Nomadische Türk und sinisierte Sogder begegnen einander in China
 
von Markus Mode

Das Grab des aus einer Bucharer Familie (?) stammenden Sogders An Jia, entdeckt nördlich der Stadt Xian, gehört zu den wichtigsten Zeugnissen für die frühmittelalterliche Präsenz von Mittelasiaten in China. Der Grabherr An Jia stammte nach einer Inschrift aus Changsong in Guzang. Unter der Nord-Zhou-Dynastie (557-581) wurde er zum Sabao - dem Anführer der Sogder - von Tongzhu (in Shaanxi) ernannt. An Jia starb im Mai 579 im Alter von 62 Jahren. Das im Grab gefundene steinerne Totenbett des Sogders ist mit farbig bemalten Reliefplatten geschmückt, auf denen Begebenheiten aus dem Leben An Jias dargestellt sind. Eine wichtige Rolle spielt dabei der Umgang des Sabao mit den "nördlichen Barbaren" - worunter im zeitlichen Kontext und aufgrund des ikonographischen Erscheinungsbildes "Alttürken" (Türk; chin. Tujue) zu verstehen sind. Der Grabherr war Zeitgenosse des entstehenden 1. Qaghanats der Türk (ab 552) und der Konfrontation dieses gewaltigen Steppenreiches mit China. Bereits fünf Jahre nach dem Tode An Jias zerfiel das Türkenreich in ein östliches und ein westliches Qaghanat (584).

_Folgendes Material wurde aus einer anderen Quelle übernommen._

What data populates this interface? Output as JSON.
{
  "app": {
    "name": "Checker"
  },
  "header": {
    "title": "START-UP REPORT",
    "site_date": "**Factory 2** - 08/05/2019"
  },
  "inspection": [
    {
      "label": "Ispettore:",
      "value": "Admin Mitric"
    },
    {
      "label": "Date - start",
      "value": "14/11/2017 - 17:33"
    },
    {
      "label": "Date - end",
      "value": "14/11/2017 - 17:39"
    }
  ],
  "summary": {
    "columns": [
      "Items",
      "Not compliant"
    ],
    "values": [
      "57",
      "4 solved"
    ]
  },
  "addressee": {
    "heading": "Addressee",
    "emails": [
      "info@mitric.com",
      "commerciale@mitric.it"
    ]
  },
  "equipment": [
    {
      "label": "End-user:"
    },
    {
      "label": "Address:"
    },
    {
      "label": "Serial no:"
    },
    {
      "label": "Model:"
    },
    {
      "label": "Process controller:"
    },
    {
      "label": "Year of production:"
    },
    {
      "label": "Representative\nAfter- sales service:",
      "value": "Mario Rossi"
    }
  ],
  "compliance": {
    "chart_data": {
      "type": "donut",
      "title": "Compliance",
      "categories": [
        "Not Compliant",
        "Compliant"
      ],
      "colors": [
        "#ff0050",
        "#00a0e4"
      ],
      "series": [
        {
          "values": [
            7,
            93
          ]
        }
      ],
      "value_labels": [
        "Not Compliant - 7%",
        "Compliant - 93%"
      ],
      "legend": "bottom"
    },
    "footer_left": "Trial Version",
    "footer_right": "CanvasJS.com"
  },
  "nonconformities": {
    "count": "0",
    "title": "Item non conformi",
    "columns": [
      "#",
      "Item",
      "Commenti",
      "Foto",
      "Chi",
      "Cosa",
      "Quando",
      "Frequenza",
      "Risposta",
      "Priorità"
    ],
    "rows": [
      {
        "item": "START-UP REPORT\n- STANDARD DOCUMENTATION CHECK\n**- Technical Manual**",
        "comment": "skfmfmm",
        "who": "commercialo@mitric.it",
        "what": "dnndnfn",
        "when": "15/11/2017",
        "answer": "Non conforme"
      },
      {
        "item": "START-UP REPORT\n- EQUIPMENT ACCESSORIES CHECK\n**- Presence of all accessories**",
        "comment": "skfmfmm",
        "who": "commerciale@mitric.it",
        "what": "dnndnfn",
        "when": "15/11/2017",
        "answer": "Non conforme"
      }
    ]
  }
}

Eine besonders interessante Szene aus An Jias Bilderwelt findet sich auf dem rechts abgebildeten oberen Feld einer der Reliefplatten (Abb. 1 und 2):

Zwei Reiter begegnen einander in einer baumbewachsenen Landschaft. Rechts sieht man den Sabao An Jia, erkennbar an seiner Kappe. Ihm gegenüber erscheint ein Reiter mit langen schwarzen Haaren und streckt dem Sabao die Hand entgegen. An Jia begrüßt ihn seinerseits mit einem goldenen Gefäß, in dem sich Früchte (?) befinden. Ganz offensichtlich handelt es sich bei dem linken Reiter um einen Vertreter der Türk. An seiner Seite steht ein Stammesgenosse, während An Jia von zwei unberittenen Sogdern begleitet wird. Die Begegnung ist keine zufällige. Es handelt sich um ein offizielles Treffen, welches die Aufnahme von Verhandlungen einleitet. Diese Verhandlungen sind dann im unteren Teil der gleichen Reliefplatte wiedergegeben (hier nicht abgebildet).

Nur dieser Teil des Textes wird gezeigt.